CERGAS Seminar "Mental health around the transition to first birth: Does Medically Assisted Reproduction matter?"
Abstract
Previous studies have shown that women’s happiness and life satisfaction increase in the years around the birth of the first child and then gradually return to previous baseline levels. Although previous research has analysed the effect of fertility on parental well-being as well as heterogeneity in these effects (by parity, parental age at birth, and marital status), little is known on whether and how the impact of parenthood varies according to the mode of conception. We integrate this stream of research on the link between parenthood and well-being with the existing medical literature on reproductive technology and mental health. Drawing on eight waves (2009/2010 – 2017/2018) of the UK Household Longitudinal Study, we use distributed fixed effects linear regression models to examine changes in women’s mental health before, upon and after natural and medically assisted conceptions.
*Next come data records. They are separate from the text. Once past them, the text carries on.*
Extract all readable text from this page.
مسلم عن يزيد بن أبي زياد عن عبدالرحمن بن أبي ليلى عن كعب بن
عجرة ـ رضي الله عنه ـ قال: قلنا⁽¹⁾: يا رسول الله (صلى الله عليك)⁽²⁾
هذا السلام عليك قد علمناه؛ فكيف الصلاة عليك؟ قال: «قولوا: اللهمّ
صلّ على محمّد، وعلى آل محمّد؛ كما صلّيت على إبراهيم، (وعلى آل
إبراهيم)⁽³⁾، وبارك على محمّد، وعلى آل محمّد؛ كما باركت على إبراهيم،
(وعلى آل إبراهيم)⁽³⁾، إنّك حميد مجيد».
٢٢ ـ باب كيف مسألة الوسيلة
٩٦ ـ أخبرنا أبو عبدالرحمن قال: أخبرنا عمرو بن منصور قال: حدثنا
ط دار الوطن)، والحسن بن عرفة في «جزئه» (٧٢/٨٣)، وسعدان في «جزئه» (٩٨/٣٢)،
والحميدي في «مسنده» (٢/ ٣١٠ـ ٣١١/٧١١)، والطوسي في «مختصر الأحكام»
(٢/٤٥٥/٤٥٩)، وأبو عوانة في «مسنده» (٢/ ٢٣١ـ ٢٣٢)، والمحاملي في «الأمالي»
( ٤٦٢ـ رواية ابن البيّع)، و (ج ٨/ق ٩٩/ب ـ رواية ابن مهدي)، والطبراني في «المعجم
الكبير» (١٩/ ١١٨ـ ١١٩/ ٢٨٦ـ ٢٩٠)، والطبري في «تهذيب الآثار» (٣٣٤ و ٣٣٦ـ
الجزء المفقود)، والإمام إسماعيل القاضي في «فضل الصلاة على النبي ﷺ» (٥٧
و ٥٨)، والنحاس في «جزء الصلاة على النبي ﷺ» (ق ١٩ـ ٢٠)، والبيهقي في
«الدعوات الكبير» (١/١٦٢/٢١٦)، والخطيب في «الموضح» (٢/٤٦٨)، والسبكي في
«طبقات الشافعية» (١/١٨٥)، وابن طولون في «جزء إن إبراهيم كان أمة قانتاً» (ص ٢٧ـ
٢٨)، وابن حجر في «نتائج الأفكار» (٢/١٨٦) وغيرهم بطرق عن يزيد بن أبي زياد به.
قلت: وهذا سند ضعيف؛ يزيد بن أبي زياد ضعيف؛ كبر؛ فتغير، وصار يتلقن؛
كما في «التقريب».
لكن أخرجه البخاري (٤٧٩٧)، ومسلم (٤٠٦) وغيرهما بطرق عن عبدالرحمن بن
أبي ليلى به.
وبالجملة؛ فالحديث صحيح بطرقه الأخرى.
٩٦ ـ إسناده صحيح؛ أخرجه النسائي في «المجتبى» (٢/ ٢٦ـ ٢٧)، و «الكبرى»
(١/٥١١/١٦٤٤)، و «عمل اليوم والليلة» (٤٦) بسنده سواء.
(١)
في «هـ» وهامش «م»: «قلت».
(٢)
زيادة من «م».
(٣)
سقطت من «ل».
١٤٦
We account for pre-pregnancy levels of mental health, thus removing the bias introduced by unobservable time-invariant characteristics that can be both positively (e.g. high socio-economic status) and negatively (e.g. subfertility) associated with mental health. The results show that women’s mental health increases around natural pregnancy and gradually returns to previous baseline levels. Conversely, women who conceived through reproductive technology experience a decline in mental health in the year before pregnancy and recover to pre-pregnancy levels roughly two years after conception. These patterns are explained only marginally by changes in economic resources, marital status, satisfaction with leisure time, and by whether the treatment is successful or unsuccessful. We show that mental-health deterioration before medically assisted conceptions affects both partners in sub-fertile couples and is part of a long-term process which includes not only the stress of the treatment in itself but also negative experiences associated with infertility.